Decades of migration out of Midwestern farming states and manufacturing areas in the Northeast have left many communities with fast-aging populations and depleted talent. Population decreases can have long-term economic consequences, says Mark Mather, associate vice president of U.S. programs with the Population Reference Bureau, a think tank in Washington. The communities “get caught in a downward spiral, because businesses move away because there aren’t enough people,” he says. Recruiting businesses into these areas is difficult if the labor market isn’t strong, says John Cromartie, a geographer from the U.S. Department of Agriculture.

Eurek, who left the state in 1983 in search of a technology job after graduating from the University of Nebraska, is hoping to reverse the trend. “I had a feeling that if I got back to Nebraska I could really start generating some interest within the technology sector,” he says.
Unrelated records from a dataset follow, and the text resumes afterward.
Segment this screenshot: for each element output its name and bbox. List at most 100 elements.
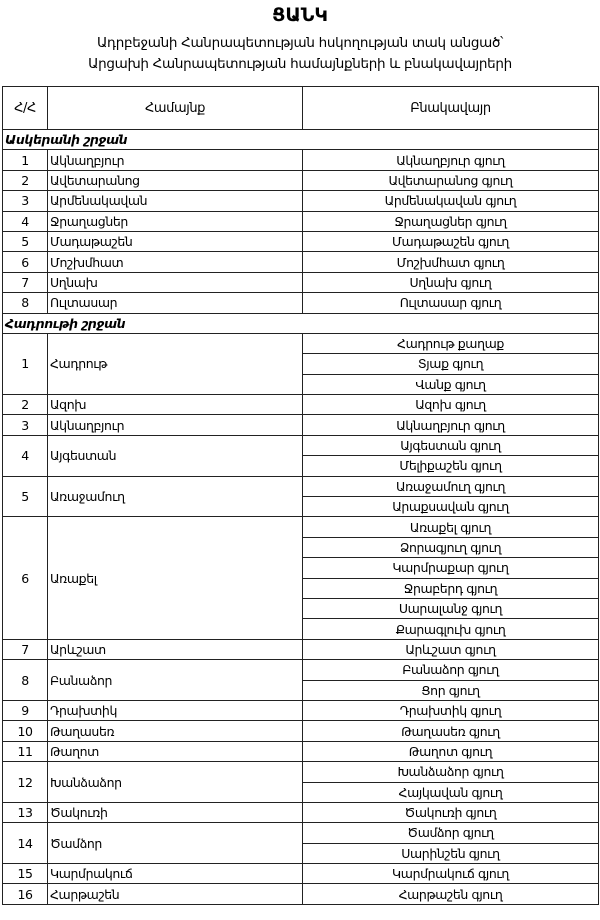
community-name: Ուլտասար: [47, 292, 303, 314]
document-subtitle-line1: Ադրբեջանի Հանրապետության հսկողության տակ…: [97, 35, 503, 51]
table-row: 8 Ուլտասար Ուլտասար գյուղ: [2, 292, 599, 314]
settlement-name: Հադրութ քաղաք: [302, 332, 599, 355]
row-number: 2: [2, 169, 48, 192]
community-name: Ծամձոր: [47, 822, 303, 865]
table-row: 1 Ակնաղբյուր Ակնաղբյուր գյուղ: [2, 149, 599, 171]
settlement-name: Մադաթաշեն գյուղ: [302, 230, 599, 253]
table-row: 5 Առաջամուղ Առաջամուղ գյուղ: [2, 475, 599, 518]
settlement-name: Ջրաբերդ գյուղ: [302, 577, 599, 599]
community-name: Մադաթաշեն: [47, 230, 303, 253]
row-number: 2: [2, 394, 48, 416]
community-name: Թաղոտ: [47, 740, 303, 763]
community-name: Ջրաղացներ: [47, 210, 303, 232]
table-row: 10 Թաղասեռ Թաղասեռ գյուղ: [2, 720, 599, 742]
community-name: Ազոխ: [47, 394, 303, 416]
settlement-name: Բանաձոր գյուղ: [302, 659, 599, 681]
settlement-name: Արաքսավան գյուղ: [302, 496, 599, 518]
settlement-name: Դրախտիկ գյուղ: [302, 699, 599, 722]
settlement-name: Սարինշեն գյուղ: [302, 842, 599, 865]
row-number: 13: [2, 801, 48, 824]
community-name: Այգեստան: [47, 434, 303, 477]
table-row: 2 Ազոխ Ազոխ գյուղ: [2, 394, 599, 416]
settlement-name: Ազոխ գյուղ: [302, 394, 599, 416]
document-subtitle-line2: Արցախի Հանրապետության համայնքների և բնակ…: [88, 56, 512, 72]
community-name: Առաքել: [47, 516, 303, 640]
table-row: 9 Դրախտիկ Դրախտիկ գյուղ: [2, 699, 599, 722]
settlement-name: Սարալանջ գյուղ: [302, 597, 599, 620]
table-row: 2 Ավետարանոց Ավետարանոց գյուղ: [2, 169, 599, 192]
settlement-name: Առաքել գյուղ: [302, 516, 599, 538]
row-number: 4: [2, 434, 48, 477]
settlement-name: Թաղոտ գյուղ: [302, 740, 599, 763]
table-row: 4 Այգեստան Այգեստան գյուղ: [2, 434, 599, 477]
row-number: 1: [2, 332, 48, 396]
header-settlement: Բնակավայր: [302, 86, 599, 130]
community-name: Մոշխմհատ: [47, 251, 303, 273]
community-name: Հադրութ: [47, 332, 303, 396]
row-number: 3: [2, 414, 48, 436]
settlement-name: Արմենակավան գյուղ: [302, 190, 599, 212]
table-row: 6 Առաքել Առաքել գյուղ: [2, 516, 599, 640]
community-name: Ավետարանոց: [47, 169, 303, 192]
community-name: Հարթաշեն: [47, 883, 303, 905]
settlement-name: Ակնաղբյուր գյուղ: [302, 414, 599, 436]
row-number: 3: [2, 190, 48, 212]
table-header-row: Հ/Հ Համայնք Բնակավայր: [2, 86, 599, 130]
table-row: 11 Թաղոտ Թաղոտ գյուղ: [2, 740, 599, 763]
community-name: Սղնախ: [47, 271, 303, 294]
settlement-name: Ծամձոր գյուղ: [302, 822, 599, 844]
settlement-name: Մելիքաշեն գյուղ: [302, 455, 599, 477]
header-number: Հ/Հ: [2, 86, 48, 130]
settlement-name: Արևշատ գյուղ: [302, 638, 599, 661]
header-community: Համայնք: [47, 86, 303, 130]
table-row: 6 Մոշխմհատ Մոշխմհատ գյուղ: [2, 251, 599, 273]
row-number: 12: [2, 761, 48, 803]
settlements-table: Հ/Հ Համայնք Բնակավայր Ասկերանի շրջան 1 Ակն…: [2, 86, 599, 905]
section-name: Հադրութի շրջան: [2, 312, 599, 334]
settlement-name: Հայկավան գյուղ: [302, 781, 599, 803]
row-number: 10: [2, 720, 48, 742]
settlement-name: Ակնաղբյուր գյուղ: [302, 149, 599, 171]
settlement-name: Առաջամուղ գյուղ: [302, 475, 599, 498]
table-row: 7 Արևշատ Արևշատ գյուղ: [2, 638, 599, 661]
community-name: Բանաձոր: [47, 659, 303, 701]
row-number: 15: [2, 863, 48, 885]
row-number: 9: [2, 699, 48, 722]
community-name: Արևշատ: [47, 638, 303, 661]
table-row: 12 Խանձաձոր Խանձաձոր գյուղ: [2, 761, 599, 803]
row-number: 6: [2, 251, 48, 273]
community-name: Ակնաղբյուր: [47, 414, 303, 436]
table-row: 14 Ծամձոր Ծամձոր գյուղ: [2, 822, 599, 865]
settlement-name: Վանք գյուղ: [302, 373, 599, 396]
row-number: 16: [2, 883, 48, 905]
community-name: Ծակուռի: [47, 801, 303, 824]
community-name: Ակնաղբյուր: [47, 149, 303, 171]
row-number: 5: [2, 230, 48, 253]
community-name: Դրախտիկ: [47, 699, 303, 722]
settlement-name: Ցոր գյուղ: [302, 679, 599, 701]
settlement-name: Թաղասեռ գյուղ: [302, 720, 599, 742]
row-number: 8: [2, 292, 48, 314]
settlement-name: Խանձաձոր գյուղ: [302, 761, 599, 783]
settlement-name: Այգեստան գյուղ: [302, 434, 599, 457]
community-name: Կարմրակուճ: [47, 863, 303, 885]
row-number: 7: [2, 271, 48, 294]
settlement-name: Ձորագյուղ գյուղ: [302, 536, 599, 559]
settlement-name: Տյաք գյուղ: [302, 353, 599, 375]
community-name: Առաջամուղ: [47, 475, 303, 518]
row-number: 1: [2, 149, 48, 171]
table-row: Քարագլուխ գյուղ: [3, 618, 599, 640]
table-row: 5 Մադաթաշեն Մադաթաշեն գյուղ: [2, 230, 599, 253]
settlement-name: Հարթաշեն գյուղ: [302, 883, 599, 905]
row-number: 4: [2, 210, 48, 232]
settlement-name: Քարագլուխ գյուղ: [302, 618, 599, 640]
section-row: Ասկերանի շրջան: [2, 128, 599, 151]
community-name: Թաղասեռ: [47, 720, 303, 742]
settlement-name: Ջրաղացներ գյուղ: [302, 210, 599, 232]
document-title: ՑԱՆԿ: [272, 4, 328, 26]
community-name: Արմենակավան: [47, 190, 303, 212]
settlement-name: Մոշխմհատ գյուղ: [302, 251, 599, 273]
settlement-name: Կարմրակուճ գյուղ: [302, 863, 599, 885]
settlement-name: Ուլտասար գյուղ: [302, 292, 599, 314]
table-row: 8 Բանաձոր Բանաձոր գյուղ: [2, 659, 599, 701]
He returned to the state in 2007 to open Xpanxion’s first Kearney office. Since then, he says, what he calls a “rural sourcing” model—to outsource work from urban to rural areas—has gained momentum.

The company has established a program with the Center for Rural Research and Development at the University of Nebraska at Kearney and with the university’s alumni association to recruit graduates. “We want to inform individuals who left a place like Nebraska that these types of jobs are available in rural America, where before they might not have been,” Eurek says.
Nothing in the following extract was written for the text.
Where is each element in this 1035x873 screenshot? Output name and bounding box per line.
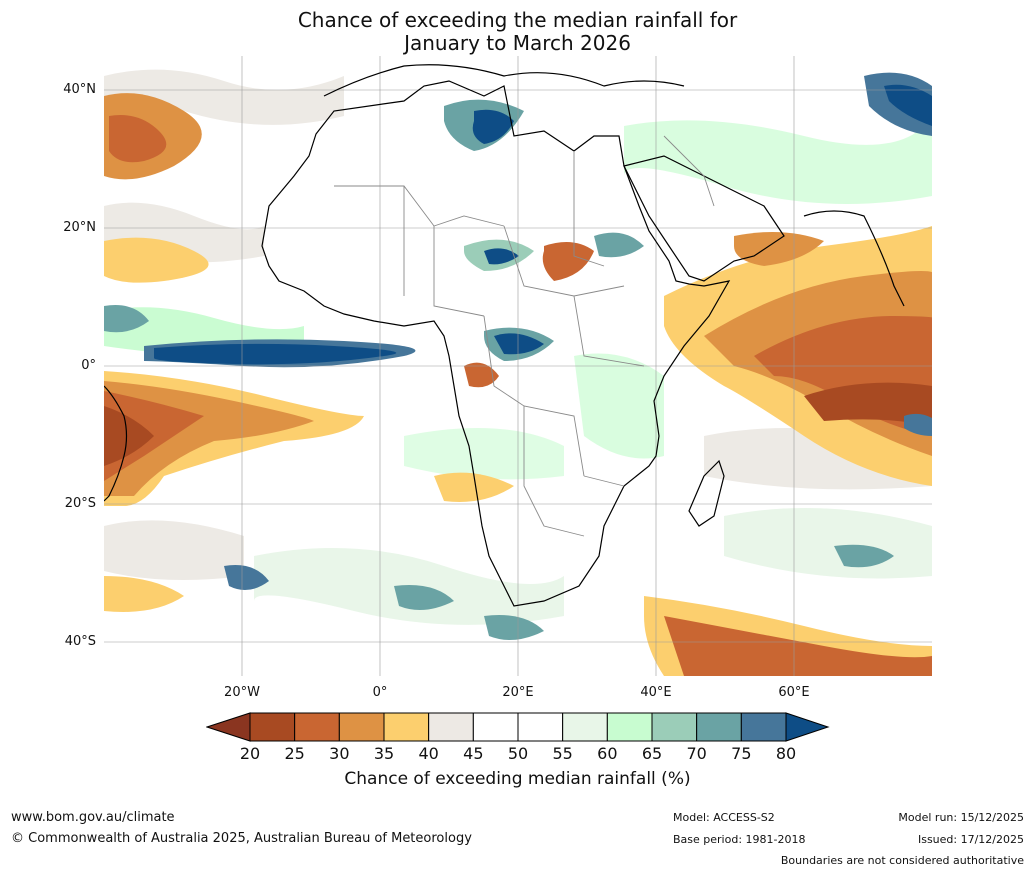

The program, called the Rural Sourcing Project, is one of several efforts around the country—from student loan repayment programs to tax deductions—to spur economic growth by attracting more people and jobs. In upstate New York, the Niagara Falls Community Development Department hopes to draw residents back by auctioning off vacant city-owned houses, some for less than $3,000. The first three homes were sold in September, with another auction planned for February, according to community development director Seth Piccirillo. The city hopes to sell an additional 10 to 20 houses in 2014. “We are trying to find any way to make living here, staying here, and buying and renovating a home as financially feasible as possible,” says Piccirillo.

Kansas is trying to attract out-of-staters and its own residents in metropolitan areas to rural areas by offering student loan reimbursements of up to $15,000. Also, out-of-staters who move to any of its designated “rural opportunity zones”—those with shrinking or stagnant populations—can have their state income taxes waived for up to five years.

Because of the loan repayment option, Patrick and Amber Patterson, both 25, returned to their hometown of Phillipsburg, Kan., after graduating from Fort Hays State University in Hays, Kan. They’d expected to stay in a bigger city where higher salaries would have helped them pay off their student debt. The couple, who have two children, also find it easier to manage other costs. “When it comes to day care, that is cheaper, and we know a lot of people around the town if we need a baby sitter,” Patrick says.

This spring, Nebraska’a jobs program will expand to include additional businesses, says Shawn Kaskie, director of the Center for Rural Research and Development. Like Xpanxion, the companies will post jobs to a database to recruit alums.

“Addressing the brain drain revitalizes small towns,” Kaskie says. And, says Eurek, it gives younger Nebraskans a choice he didn’t have: “We are offering the students at least an opportunity to stay here.”